Она, как ей и полагалось по обычаю, одиноко стояла у порога. Маленькая слеза висела на ее слипшихся ресницах.
Но вот она одернула кофту, подошла к жениху, поклонилась ему и молча подала на тарелке платок.
– Правильно, – заметил голова.
Семен встал и в свою очередь молча поклонился Софье. Он взял с тарелки платок и заткнул за пояс рядом с бебутом.
Некоторое время жених и невеста не дыша стояли друг против друга. Наконец, она обхватила его за шею и прижалась губами к солдатской щеке, жесткой, как доска. Он неловко поцеловал ее в соленый глаз. Потом, обнявшись, они долго целовали друг другу руки.

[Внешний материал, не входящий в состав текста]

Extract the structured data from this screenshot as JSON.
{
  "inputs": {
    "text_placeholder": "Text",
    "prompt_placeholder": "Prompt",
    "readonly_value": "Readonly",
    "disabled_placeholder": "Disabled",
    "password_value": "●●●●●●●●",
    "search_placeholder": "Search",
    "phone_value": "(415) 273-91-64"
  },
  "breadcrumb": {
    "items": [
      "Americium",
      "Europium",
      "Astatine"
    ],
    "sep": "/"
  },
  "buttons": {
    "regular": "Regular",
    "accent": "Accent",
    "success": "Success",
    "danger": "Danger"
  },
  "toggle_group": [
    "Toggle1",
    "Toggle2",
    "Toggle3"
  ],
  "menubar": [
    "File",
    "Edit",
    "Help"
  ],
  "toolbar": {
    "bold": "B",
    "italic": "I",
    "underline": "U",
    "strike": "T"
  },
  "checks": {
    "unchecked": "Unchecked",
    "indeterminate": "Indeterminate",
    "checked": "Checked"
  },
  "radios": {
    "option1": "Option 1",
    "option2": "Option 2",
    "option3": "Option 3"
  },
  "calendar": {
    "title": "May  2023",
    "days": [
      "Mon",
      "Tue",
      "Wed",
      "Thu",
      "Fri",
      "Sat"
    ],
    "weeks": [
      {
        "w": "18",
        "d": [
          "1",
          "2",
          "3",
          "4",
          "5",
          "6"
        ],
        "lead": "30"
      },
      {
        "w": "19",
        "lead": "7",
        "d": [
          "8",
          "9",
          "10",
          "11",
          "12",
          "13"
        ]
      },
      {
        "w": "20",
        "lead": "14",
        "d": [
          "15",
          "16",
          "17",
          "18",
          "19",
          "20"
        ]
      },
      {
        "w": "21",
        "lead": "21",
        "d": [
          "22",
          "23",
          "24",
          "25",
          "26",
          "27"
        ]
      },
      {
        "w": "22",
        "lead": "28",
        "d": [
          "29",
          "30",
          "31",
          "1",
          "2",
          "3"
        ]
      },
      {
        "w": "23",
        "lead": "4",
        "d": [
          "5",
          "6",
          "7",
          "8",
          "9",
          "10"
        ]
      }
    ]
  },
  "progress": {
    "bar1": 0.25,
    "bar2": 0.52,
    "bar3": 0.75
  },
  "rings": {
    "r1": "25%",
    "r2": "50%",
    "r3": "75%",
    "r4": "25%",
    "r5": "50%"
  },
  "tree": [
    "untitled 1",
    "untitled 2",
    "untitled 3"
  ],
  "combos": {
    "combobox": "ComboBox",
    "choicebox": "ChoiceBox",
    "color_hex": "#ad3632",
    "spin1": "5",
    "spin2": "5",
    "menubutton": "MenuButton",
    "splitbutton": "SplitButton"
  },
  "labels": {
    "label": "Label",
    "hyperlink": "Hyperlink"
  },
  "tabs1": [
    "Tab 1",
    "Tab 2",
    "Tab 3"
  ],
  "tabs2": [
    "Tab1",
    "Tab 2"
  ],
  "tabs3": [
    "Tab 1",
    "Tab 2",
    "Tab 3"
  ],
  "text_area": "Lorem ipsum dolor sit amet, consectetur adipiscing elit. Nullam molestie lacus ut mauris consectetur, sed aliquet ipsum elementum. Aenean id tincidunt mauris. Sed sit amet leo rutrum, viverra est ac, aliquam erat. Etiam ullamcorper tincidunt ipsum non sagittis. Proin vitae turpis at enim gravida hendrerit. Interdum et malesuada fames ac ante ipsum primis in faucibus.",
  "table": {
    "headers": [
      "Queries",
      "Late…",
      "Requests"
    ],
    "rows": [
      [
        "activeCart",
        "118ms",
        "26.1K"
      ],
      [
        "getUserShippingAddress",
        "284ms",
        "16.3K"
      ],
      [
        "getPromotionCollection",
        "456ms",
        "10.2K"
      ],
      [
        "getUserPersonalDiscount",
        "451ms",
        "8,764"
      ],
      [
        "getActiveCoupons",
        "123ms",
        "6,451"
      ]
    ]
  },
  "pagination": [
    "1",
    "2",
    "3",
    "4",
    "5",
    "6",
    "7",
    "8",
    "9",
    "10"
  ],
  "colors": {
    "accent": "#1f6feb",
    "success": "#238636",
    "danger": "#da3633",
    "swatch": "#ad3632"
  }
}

Тем временем дивчата, собравшись с духом, запели страстными голосами:
Рано, раненько!
Ой, на гори новый двур,
А в том двуре змовины,
Там брат сестру змовляе,
Да змовляючи пытае:
– Кто тоби, сестра, мылейше?
– Мылий мини батенько.
– Се твоя, сестра, неправда,
Рано, раненько!
Каждое слово этой старинной песни нежно отдавалось в сердце Семена.
Он обнял Софью за талию. Как бы желая снять его руку, она схватила его за пальцы, осторожно крутила их и еще теснее прижимала к своему боку.
Они сидели рядом за столом, прямые, неподвижные, охваченные блаженным стыдом.
Малиновое солнце низко прокатилось по окнам и спряталось за далеким степным курганом с ветряком, точно вырезанным из черной бумаги.
– А ну, кавалер, давай теперь свою шаблю, – сказал голова, вытаскивая из ножен бебут Семена.
Услужливые руки дивчат тотчас прилепили к рукоятке принесенную матросом восковую свечу-тройчатку. По обычаю, ее следовало украсить васильками, калиною, колосьями. И хотя на дворе стоял месяц март, явились, как по волшебству, и васильки, и калина, и колосья – правда, сухие, но все же сохранившие свои сильные краски. Лето само вошло в хату.
Голова хозяйским глазом осмотрел дивчат.
– Требуется нам теперь добрая светилка.
На эту должность обыкновенно выбиралась девочка лет двенадцати – тринадцати и хорошенькая. Это было самое поэтическое лицо свадьбы – эмблема девичьей жизни.
– А ну, кто из вас подходящий?
Как только голова произнес это, Фрося вспыхнула до корней волос. Даже руки ее стали красные, как бурак. Сердце остановилось. Недаром же она целый день так хлопотала, старалась, била подметки и с плеч роняла платок.
Она уже давно тайно и страстно, мечтала хоть разок в жизни побывать на свадьбе светилкой.
Девочка изо всех сил прикусила губу. Ее рыжие брови поднялись. Глаза вытаращились. Зеленые и неподвижные, они с отчаянием смотрели на Ременюка, просясь в самую душу: «Возьмите мене, дядечка! Возьмите мене, дядечка!»
Голова посмотрел на девочку ужасным глазом и взял ее тремя пальцами за пунцовую щеку.